And from the Dept. of You Can’t Make This Up, we have a report from The Times of India of a judgment rendered by a court in Delhi, identified as the Delhi High Court.
Some Indian analogue to PETA had freed a bunch of birds from the cages in which a bird merchant was keeping them. Legal proceedings ensued (the report doesn’t make very clear whether civil or criminal, and by whom initiated and against whom). A trial court had directed that at least some of the birds be released back to the merchant from whom “liberated,” and the animal rights folks had sought an injunction barring that release. [I’m curious how the birds, who had after all been freed from their cages, were re-captured so as to be released back to the merchant in the first place. I mean, if I’m a bird kept locked up and someone comes along and pops open the door to my cage, my country ass it outta there. You couldn’t, as an old judge friend of mine says, find me with a search warrant.]
The animal rights group appealed that portion of the trial court’s action, and the appellate court bit down on their argument in toto, in language that seems alarmingly over-broad for a society which has some difficulty feeding itself. Justice Manmohan Singh allowed: “I am clear in mind that all the birds have fundamental rights to fly in the sky and all human beings have no right to keep them in small cages for the purposes of their business or otherwise.” Really? “All birds” have a “fundamental right” to fly “in the sky” and humans have “no right” to keep them for any “purpose” (how else can you read the “otherwise” in that sentence?). “This court is of the view that running the trade of birds is in violation of the rights of the birds. They deserve sympathy. Nobody is caring as to whether they have been inflicted cruelty or not despite a settled law that birds have a fundamental right to fly and cannot be caged and will have to be set free in the sky.”
The breadth of that statement would sweep in chickens, geese, ducks, or any other bird raised for food or for their eggs.
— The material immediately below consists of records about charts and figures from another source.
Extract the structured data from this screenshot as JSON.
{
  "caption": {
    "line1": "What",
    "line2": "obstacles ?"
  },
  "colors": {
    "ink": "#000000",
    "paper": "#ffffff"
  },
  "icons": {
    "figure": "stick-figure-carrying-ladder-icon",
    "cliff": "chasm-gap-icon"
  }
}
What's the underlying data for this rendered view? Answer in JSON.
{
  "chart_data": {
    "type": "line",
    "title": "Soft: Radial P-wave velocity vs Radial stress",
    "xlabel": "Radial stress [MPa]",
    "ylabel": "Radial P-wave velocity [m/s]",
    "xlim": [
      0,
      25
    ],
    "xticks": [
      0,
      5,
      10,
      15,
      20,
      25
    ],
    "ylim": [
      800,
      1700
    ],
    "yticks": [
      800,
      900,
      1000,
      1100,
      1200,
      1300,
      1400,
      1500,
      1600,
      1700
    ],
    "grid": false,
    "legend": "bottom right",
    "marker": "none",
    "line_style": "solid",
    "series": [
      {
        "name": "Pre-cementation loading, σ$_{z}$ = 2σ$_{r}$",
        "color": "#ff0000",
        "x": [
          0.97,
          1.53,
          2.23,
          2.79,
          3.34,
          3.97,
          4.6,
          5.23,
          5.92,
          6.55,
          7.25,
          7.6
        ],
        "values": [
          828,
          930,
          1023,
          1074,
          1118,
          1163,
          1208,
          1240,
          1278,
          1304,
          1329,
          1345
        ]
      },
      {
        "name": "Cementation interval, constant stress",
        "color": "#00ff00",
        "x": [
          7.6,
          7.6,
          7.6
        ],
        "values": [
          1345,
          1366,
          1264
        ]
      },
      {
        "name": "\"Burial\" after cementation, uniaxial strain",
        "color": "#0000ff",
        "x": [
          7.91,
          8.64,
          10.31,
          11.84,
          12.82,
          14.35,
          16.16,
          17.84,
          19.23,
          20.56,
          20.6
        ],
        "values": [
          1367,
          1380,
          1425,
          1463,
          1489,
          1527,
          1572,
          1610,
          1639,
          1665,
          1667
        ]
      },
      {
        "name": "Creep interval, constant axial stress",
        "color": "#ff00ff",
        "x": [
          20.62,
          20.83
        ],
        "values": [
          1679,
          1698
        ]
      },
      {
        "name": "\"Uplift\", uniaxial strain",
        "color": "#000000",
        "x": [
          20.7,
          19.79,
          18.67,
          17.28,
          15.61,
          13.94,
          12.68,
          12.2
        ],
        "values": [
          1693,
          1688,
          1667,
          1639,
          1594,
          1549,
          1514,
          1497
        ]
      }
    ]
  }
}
According to Justice Singh, even keeping your chickens in a hen-house with an outdoor run enclosed by fencing would violate the birds’ “fundamental right” to fly “in the sky.” The full opinion isn’t quoted in the article, but if the decision had turned on a law proscribing the birds’ being in the possession of the merchant — such as American federal law which criminalizes such private possession or trade (and I actually had a client once who’d recently been enlarged from Club Fed for precisely that offense) — you’d think the court would have mentioned it and the article likewise. But there’s none of that, but rather only the categorical announcement of a “settled law” establishing a “fundamental right” to fly in the unrestricted “sky.” The specific source for the right is not cited in the article, so I wonder whether it’s in India’s constitution or some statute somewhere, although the judge’s invocation of a “settled law” is a pretty strong clue that he’s just making it up as he goes along, the South Asian variant of black robe fever being presumably indistinguishable from its American strain.
Wow. I mean, just wow. Eating beef is severely constrained in India by reason of religious scruple. Pork is considered by a sizable proportion of the population to be unclean, likewise on religious grounds. And now an appellate court has decided that the only practicable way to keep domestic birds for eggs or food is as a proposition of “fundamental right” impermissible? I guess the population living near the ocean or near rivers can fish, if the water’s not too polluted. But what are the rest of India’s one billion-plus population to do for animal protein in their diet?
I guess it shouldn’t surprise us that Indian judges are just as susceptible to silliness as our own.